Les secrets de la crevette écoresponsable d’Unima

Le 19/01/2023 à 8:00 par La rédaction

PDM vous emmène à Madagascar, à 9 000 kilomètres de la France, où Unima nous a ouvert les portes de ses installations. Le groupe y produit une crevette P. monodon réputée pour sa qualité, mais aussi pour son éco-modèle aquacole, responsable et intégré.

« Antsika Jiaby Miara Mandroso » signifie en malgache « progressons tous ensemble ». Cette devise illustre le tout nouveau logo du groupe Unima, aux côtés d’un arbre du voyageur – plante endémique et emblématique de l’île rouge –… et bien sûr d’une crevette Penaeus monodon ! En parallèle de cette nouvelle identité visuelle et d’un site Internet flambant neuf, le leader de la crevette de Madagascar a publié cet automne son premier rapport RSE (responsabilité sociétale des entreprises). L’exercice de mise en avant n’a pas forcément été simple pour le groupe, qui cultive volontiers la discrétion. « Le marché nous renvoie ce besoin. Il était nécessaire d’expliquer pourquoi notre crevette est la meilleure et en quoi notre modèle de développement est unique. Nous ne vendons pas seulement des crevettes. Derrière leur prix, il y a beaucoup d’engagements écologiques et sociaux », explique Amyne Ismail, président-directeur général du groupe.

Le groupe Unima a été créé en 1965 par son père, Aziz Ismail, dont la famille originaire d’Inde est établie à Madagascar depuis cinq générations. Après une expérience dans le textile avec son oncle et son cousin, il reprend Les Pêcheries de Nossi-Bé en 1973. C’est le début de l’aventure crevettes ! À côté de l’activité pêcherie – toujours d’actualité chez Unima –, la réflexion s’engage rapidement pour développer un modèle aquacole malgache, respectueux de l’environnement et de la biodiversité. L’espèce retenue va de soi : ce sera la Penaeus monodon (également appelée « black tiger » ou crevette tigrée), réputée pour sa grande taille, ses qualités gustatives et naturellement présente dans les eaux de Madagascar. Père et fils développent l’élevage de crevettes, d’abord dans la baie de la Mahajamba (au nord-ouest de l’île), puis à Besalampy, un peu plus au sud. En 1998, Amyne Ismail prend la direction générale d’Unima et fait le pari de l’intégration. De la domestication (à Moramba) à la distribution (via Unima Distribution), en passant par l’élevage larvaire (à Mifoko), l’aquaculture (Aqualma avec les fermes de Mahajamba et Besalampy), la transformation (usine de surgélation et conditionnement à Besakoa, atelier de cuisson à Boulogne-sur-Mer) et même la fabrication d’aliment (Nutrima, à la Réunion), Unima maîtrise toute la chaîne de production et de distribution. « Nous pouvons garantir le respect de la chaîne du froid, ainsi qu’une traçabilité totale. C’est une grande force d’Unima », souligne Amyne Ismail.

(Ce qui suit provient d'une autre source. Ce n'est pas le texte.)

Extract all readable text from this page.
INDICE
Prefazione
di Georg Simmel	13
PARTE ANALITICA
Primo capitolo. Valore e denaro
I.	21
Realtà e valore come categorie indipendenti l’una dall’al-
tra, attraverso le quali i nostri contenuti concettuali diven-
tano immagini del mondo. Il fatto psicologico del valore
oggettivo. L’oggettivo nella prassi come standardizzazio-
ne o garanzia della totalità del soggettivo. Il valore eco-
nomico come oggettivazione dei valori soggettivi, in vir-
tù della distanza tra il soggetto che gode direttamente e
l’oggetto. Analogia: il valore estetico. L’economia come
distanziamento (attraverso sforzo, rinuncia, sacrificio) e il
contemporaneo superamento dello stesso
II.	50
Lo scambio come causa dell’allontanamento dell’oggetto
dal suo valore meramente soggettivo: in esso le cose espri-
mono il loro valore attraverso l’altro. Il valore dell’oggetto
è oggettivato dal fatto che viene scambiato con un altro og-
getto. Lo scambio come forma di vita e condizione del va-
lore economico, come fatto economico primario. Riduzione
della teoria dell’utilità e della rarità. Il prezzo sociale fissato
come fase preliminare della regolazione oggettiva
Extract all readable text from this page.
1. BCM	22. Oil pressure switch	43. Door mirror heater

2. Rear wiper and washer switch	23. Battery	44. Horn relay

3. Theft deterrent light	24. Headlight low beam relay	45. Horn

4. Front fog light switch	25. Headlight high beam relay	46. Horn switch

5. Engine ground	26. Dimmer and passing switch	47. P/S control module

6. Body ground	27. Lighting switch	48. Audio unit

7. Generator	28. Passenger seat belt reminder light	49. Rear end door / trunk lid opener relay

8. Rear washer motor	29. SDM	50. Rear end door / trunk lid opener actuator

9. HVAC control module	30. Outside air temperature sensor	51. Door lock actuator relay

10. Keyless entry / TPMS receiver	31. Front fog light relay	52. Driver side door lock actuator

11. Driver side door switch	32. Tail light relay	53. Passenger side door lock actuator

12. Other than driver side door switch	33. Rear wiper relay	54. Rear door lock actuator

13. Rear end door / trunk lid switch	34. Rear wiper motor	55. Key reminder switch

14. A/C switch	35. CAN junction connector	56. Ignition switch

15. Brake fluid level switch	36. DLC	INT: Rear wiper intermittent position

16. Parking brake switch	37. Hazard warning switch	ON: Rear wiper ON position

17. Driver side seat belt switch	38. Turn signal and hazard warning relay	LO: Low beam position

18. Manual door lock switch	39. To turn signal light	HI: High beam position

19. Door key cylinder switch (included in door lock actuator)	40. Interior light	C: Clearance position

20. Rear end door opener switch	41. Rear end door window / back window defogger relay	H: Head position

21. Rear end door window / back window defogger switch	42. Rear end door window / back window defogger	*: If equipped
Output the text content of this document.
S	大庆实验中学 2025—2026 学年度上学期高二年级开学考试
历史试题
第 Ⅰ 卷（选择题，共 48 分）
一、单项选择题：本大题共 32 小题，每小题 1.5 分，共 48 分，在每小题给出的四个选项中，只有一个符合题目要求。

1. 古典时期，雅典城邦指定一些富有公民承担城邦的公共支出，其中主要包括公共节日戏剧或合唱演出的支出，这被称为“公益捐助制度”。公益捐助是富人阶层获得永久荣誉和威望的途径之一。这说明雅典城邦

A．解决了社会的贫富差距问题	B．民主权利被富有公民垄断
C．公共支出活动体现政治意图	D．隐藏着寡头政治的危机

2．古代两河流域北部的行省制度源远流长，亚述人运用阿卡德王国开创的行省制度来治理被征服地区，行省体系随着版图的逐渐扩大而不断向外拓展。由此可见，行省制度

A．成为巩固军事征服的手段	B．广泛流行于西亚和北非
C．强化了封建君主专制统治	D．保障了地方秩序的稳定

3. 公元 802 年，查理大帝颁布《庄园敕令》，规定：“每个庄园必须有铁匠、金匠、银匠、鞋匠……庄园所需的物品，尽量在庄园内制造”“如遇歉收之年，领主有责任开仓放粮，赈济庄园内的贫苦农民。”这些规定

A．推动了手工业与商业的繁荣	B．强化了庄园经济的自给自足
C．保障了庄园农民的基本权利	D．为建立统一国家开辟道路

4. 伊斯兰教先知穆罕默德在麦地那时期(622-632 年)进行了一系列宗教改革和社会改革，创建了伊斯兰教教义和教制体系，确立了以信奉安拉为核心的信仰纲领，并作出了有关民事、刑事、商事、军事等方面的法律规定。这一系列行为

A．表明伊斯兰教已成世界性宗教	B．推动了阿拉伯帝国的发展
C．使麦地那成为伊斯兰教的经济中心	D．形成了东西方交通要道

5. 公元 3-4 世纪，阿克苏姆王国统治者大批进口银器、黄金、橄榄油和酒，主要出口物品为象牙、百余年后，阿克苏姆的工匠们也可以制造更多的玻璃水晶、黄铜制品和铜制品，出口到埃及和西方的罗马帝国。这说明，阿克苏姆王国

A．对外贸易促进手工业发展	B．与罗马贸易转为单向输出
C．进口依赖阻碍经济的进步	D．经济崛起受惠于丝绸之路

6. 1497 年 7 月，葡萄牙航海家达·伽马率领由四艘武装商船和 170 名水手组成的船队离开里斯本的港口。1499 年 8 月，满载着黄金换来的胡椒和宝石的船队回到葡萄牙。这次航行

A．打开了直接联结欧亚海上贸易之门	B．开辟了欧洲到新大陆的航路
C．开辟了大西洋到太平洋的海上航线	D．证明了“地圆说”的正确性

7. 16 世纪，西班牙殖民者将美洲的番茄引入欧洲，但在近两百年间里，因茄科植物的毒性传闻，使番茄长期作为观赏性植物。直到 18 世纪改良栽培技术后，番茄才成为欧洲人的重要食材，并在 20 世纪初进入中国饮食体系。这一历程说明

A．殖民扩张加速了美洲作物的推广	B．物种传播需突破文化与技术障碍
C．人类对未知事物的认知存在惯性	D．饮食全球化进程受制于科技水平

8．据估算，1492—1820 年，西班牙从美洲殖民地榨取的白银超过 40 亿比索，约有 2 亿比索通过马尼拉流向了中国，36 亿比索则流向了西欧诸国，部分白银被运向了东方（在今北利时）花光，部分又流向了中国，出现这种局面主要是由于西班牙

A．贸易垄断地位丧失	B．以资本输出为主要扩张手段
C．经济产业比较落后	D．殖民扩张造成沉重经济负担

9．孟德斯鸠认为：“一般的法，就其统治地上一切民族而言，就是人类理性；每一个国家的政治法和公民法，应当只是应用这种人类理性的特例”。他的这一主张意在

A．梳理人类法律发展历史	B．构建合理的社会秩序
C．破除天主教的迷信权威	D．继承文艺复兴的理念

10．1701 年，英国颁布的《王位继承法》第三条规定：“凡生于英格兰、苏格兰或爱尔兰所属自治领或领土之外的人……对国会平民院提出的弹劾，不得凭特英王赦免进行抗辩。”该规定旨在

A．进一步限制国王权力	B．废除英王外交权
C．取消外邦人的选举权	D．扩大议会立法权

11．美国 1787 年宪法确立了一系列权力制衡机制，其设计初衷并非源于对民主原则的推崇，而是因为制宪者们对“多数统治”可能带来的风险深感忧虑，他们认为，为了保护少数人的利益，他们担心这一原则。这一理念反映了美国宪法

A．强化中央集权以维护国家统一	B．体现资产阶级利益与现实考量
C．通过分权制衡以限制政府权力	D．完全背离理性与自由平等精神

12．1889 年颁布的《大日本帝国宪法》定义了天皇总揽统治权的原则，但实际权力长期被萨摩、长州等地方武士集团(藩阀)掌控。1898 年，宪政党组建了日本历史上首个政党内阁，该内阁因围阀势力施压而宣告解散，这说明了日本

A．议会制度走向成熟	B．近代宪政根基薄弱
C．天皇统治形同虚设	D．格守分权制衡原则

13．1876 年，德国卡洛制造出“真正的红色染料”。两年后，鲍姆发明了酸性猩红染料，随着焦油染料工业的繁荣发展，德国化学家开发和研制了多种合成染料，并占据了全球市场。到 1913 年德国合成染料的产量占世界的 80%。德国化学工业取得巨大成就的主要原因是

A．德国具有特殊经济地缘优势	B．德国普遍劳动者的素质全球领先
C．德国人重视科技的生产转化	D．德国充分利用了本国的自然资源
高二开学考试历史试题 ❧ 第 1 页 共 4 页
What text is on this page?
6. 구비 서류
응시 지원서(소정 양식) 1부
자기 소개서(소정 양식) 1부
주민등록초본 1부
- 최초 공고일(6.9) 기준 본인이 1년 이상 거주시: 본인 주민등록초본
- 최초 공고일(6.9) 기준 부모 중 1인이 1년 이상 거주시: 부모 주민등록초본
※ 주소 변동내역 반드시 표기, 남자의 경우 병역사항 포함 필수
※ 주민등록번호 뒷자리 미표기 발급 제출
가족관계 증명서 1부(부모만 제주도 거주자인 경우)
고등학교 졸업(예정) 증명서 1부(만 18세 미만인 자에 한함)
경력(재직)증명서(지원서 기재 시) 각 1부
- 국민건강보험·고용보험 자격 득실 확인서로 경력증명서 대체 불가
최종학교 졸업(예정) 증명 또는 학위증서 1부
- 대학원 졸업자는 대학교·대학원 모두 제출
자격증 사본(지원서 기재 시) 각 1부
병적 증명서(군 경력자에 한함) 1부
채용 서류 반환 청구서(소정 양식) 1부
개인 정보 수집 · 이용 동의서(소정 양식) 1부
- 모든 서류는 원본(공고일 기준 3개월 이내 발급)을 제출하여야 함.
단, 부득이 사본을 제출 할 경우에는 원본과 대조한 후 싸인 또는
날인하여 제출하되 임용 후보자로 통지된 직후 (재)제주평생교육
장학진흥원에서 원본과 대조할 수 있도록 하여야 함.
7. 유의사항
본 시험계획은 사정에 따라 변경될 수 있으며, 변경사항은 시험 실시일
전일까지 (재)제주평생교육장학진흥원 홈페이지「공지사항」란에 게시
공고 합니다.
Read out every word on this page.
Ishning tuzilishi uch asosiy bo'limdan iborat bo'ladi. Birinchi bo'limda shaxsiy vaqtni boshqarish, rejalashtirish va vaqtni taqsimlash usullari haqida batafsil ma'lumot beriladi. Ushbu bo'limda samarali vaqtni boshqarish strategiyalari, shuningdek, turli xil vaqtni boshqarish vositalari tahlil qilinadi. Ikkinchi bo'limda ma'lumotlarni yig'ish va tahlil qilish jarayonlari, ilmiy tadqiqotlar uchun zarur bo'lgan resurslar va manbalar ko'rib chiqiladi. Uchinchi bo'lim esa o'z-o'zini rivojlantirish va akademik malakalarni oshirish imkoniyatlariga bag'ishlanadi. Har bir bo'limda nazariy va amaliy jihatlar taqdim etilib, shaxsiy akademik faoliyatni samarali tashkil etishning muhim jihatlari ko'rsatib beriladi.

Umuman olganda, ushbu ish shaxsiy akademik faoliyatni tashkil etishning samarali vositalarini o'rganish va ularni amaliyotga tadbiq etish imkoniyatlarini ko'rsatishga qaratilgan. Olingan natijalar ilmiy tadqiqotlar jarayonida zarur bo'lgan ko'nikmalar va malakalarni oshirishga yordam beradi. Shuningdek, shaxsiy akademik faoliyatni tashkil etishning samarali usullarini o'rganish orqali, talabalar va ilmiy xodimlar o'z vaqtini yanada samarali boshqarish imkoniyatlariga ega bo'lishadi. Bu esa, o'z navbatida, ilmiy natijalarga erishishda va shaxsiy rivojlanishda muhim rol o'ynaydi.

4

Pionnière de l’aquaculture malgache, Unima l’a aussi été en matière de qualité. Ses crevettes ont obtenu le Label Rouge en 2004 (une première pour une crevette, mais aussi pour une société non européenne). Unima a aussi été la première ferme crevettière africaine certifiée ASC, en 2016. Depuis 2012, une partie de la production est certifiée bio. Au niveau environnemental, le groupe est engagé dans la préservation de la mangrove et la reforestation. Il peut aussi se targuer d’avoir fait réaliser dès 2007 « le premier bilan carbone au monde dans le secteur des produits de la mer et le premier bilan carbone d’une entreprise du Sud, tous secteurs d’activité confondus ». Le modèle se veut par ailleurs social (salaires, santé, bien-être…). L’implantation de l’usine d’Unima en 1993 a permis un développement spectaculaire du village de Besakoa, passé de quelques dizaines d’habitants à plus de 6 000 aujourd’hui. Les villageois bénéficient d’un accès à la santé et à l’éducation, avec des écoles de la maternelle au lycée. Plusieurs ONG comme WWF ou Blue Ventures travaillent de longue date avec Unima. Les clients du groupe sont aussi impliqués : les consommateurs de Picard ont ainsi financé la création d’une unité mère-enfant, ceux d’Intermarché un lycée puis un pensionnat de brousse.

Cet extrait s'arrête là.